Arch Neurol. 1973;28(4):258-264. doi:10.1001/archneur.1973.00490220066010
Abstract

Multiple sulfatase deficiency form of metachromatic leukodystrophy (MSD-MLD) occurred in a young boy. In blood smears, leukocyte Alder-Reilly granulation abnormality aided diagnosis. Abnormal granules persisted in neutrophils in tissue culture, suggesting metabolic error intrinsic to the leukocytes.
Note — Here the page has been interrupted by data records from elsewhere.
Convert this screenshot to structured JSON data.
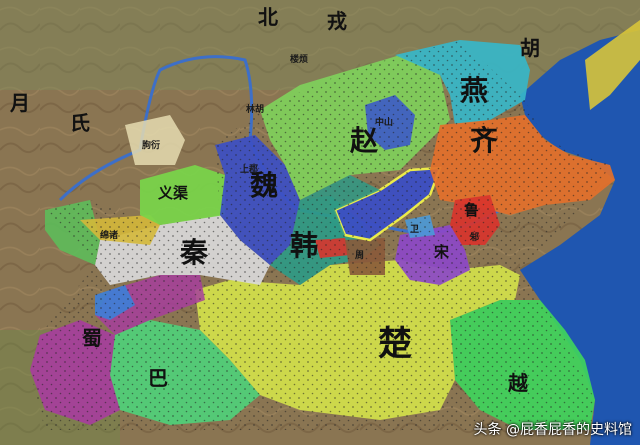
{
  "labels": {
    "bei": "北",
    "rong": "戎",
    "hu_ne": "胡",
    "yue_w": "月",
    "shi": "氏",
    "loufan": "楼烦",
    "linhu": "林胡",
    "zhao": "赵",
    "yan": "燕",
    "qi": "齐",
    "wei": "魏",
    "han": "韩",
    "qin": "秦",
    "chu": "楚",
    "yue_se": "越",
    "shu": "蜀",
    "ba": "巴",
    "yiqu": "义渠",
    "song": "宋",
    "lu": "鲁",
    "wey": "卫",
    "zhou": "周",
    "small_1": "朐衍",
    "small_2": "绵诸",
    "small_3": "上郡",
    "small_4": "中山",
    "small_5": "邾"
  },
  "watermark": "头条 @屁香屁香的史料馆",
  "colors": {
    "sea": "#1f56b0",
    "mountain": "#8a7552",
    "qin": "#d8d8d8",
    "wei": "#3c4fc4",
    "han": "#2e9a86",
    "zhao": "#7fd05b",
    "yan": "#37b6c8",
    "qi": "#e3702b",
    "chu": "#d2e04a",
    "yue": "#3fd45c",
    "shu": "#a63e9c",
    "ba": "#4fd07a",
    "song": "#8c48c8",
    "lu": "#d8342c",
    "yiqu": "#78d64a",
    "highlight": "#f2f24a"
  }
}
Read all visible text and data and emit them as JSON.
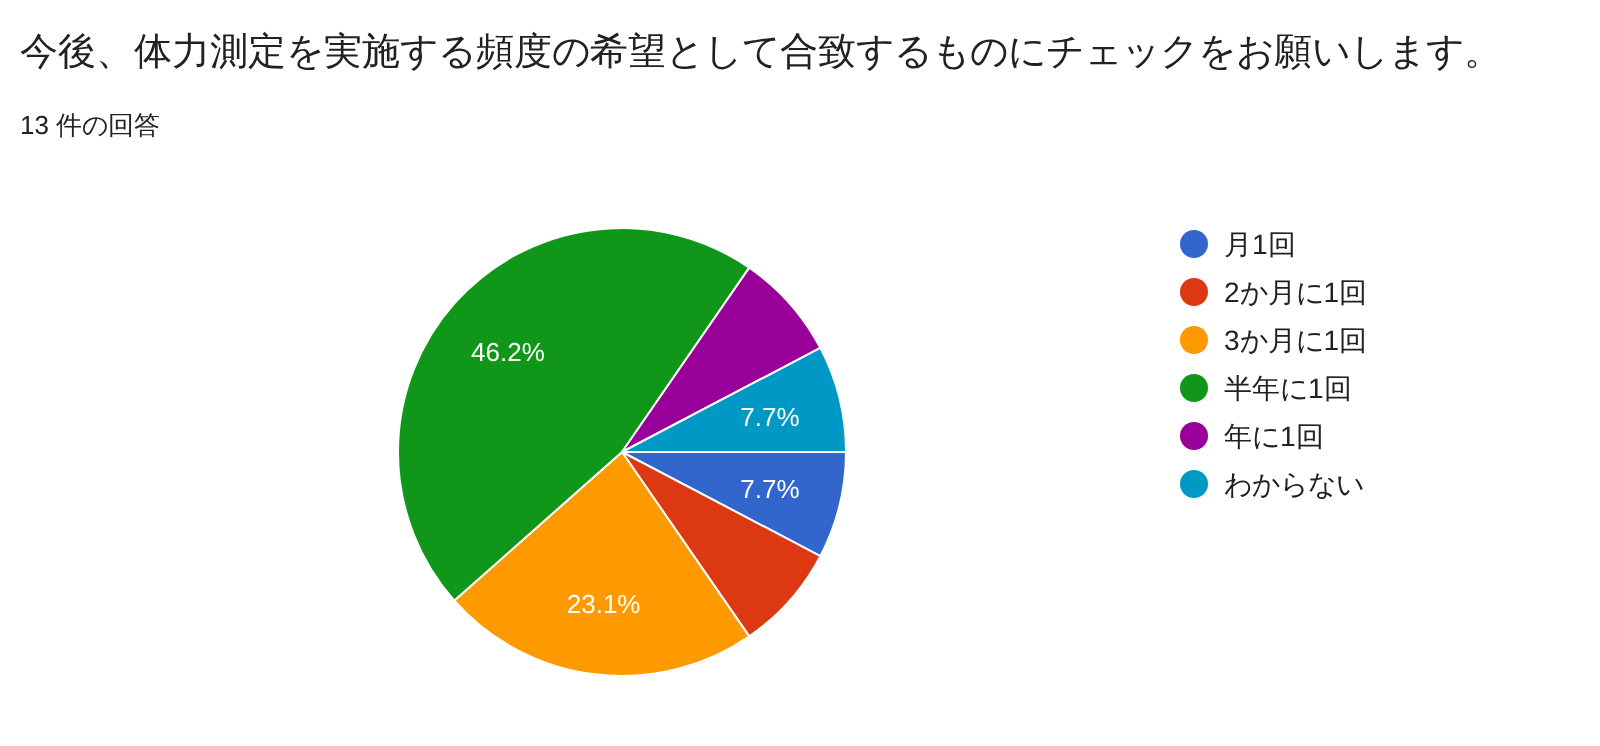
{
  "chart_data": {
    "type": "pie",
    "title": "今後、体力測定を実施する頻度の希望として合致するものにチェックをお願いします。",
    "subtitle": "13 件の回答",
    "categories": [
      "月1回",
      "2か月に1回",
      "3か月に1回",
      "半年に1回",
      "年に1回",
      "わからない"
    ],
    "values": [
      7.7,
      7.7,
      23.1,
      46.2,
      7.7,
      7.7
    ],
    "colors": [
      "#3366cc",
      "#dc3912",
      "#ff9900",
      "#109618",
      "#990099",
      "#0099c6"
    ],
    "value_labels": [
      "7.7%",
      null,
      "23.1%",
      "46.2%",
      null,
      "7.7%"
    ],
    "legend": "right"
  }
}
Normal eosinophil granules, originally absent, tended first to appear only in tissue culture.

Autopsy tissues showed multiple deficiencies of arylsulfatases A, B, and C. Recent chemical analyses of brain showed increased dermatan sulfate; this, along with deficient sulfatase B activity, also occurs in mucopolysaccharidosis type VI. Sulfatase B deficiency may imply an O-sulfatase deficiency which could explain increased O-sulfated molecules in MSD-MLD.

Family pedigree was consistent with autosomal recessive inheritance. Sulfatase A deficiency appears to be related to a qualitative change in sulfatase A enzyme itself. The same type of molecular error may also be present in sulfatases B and C.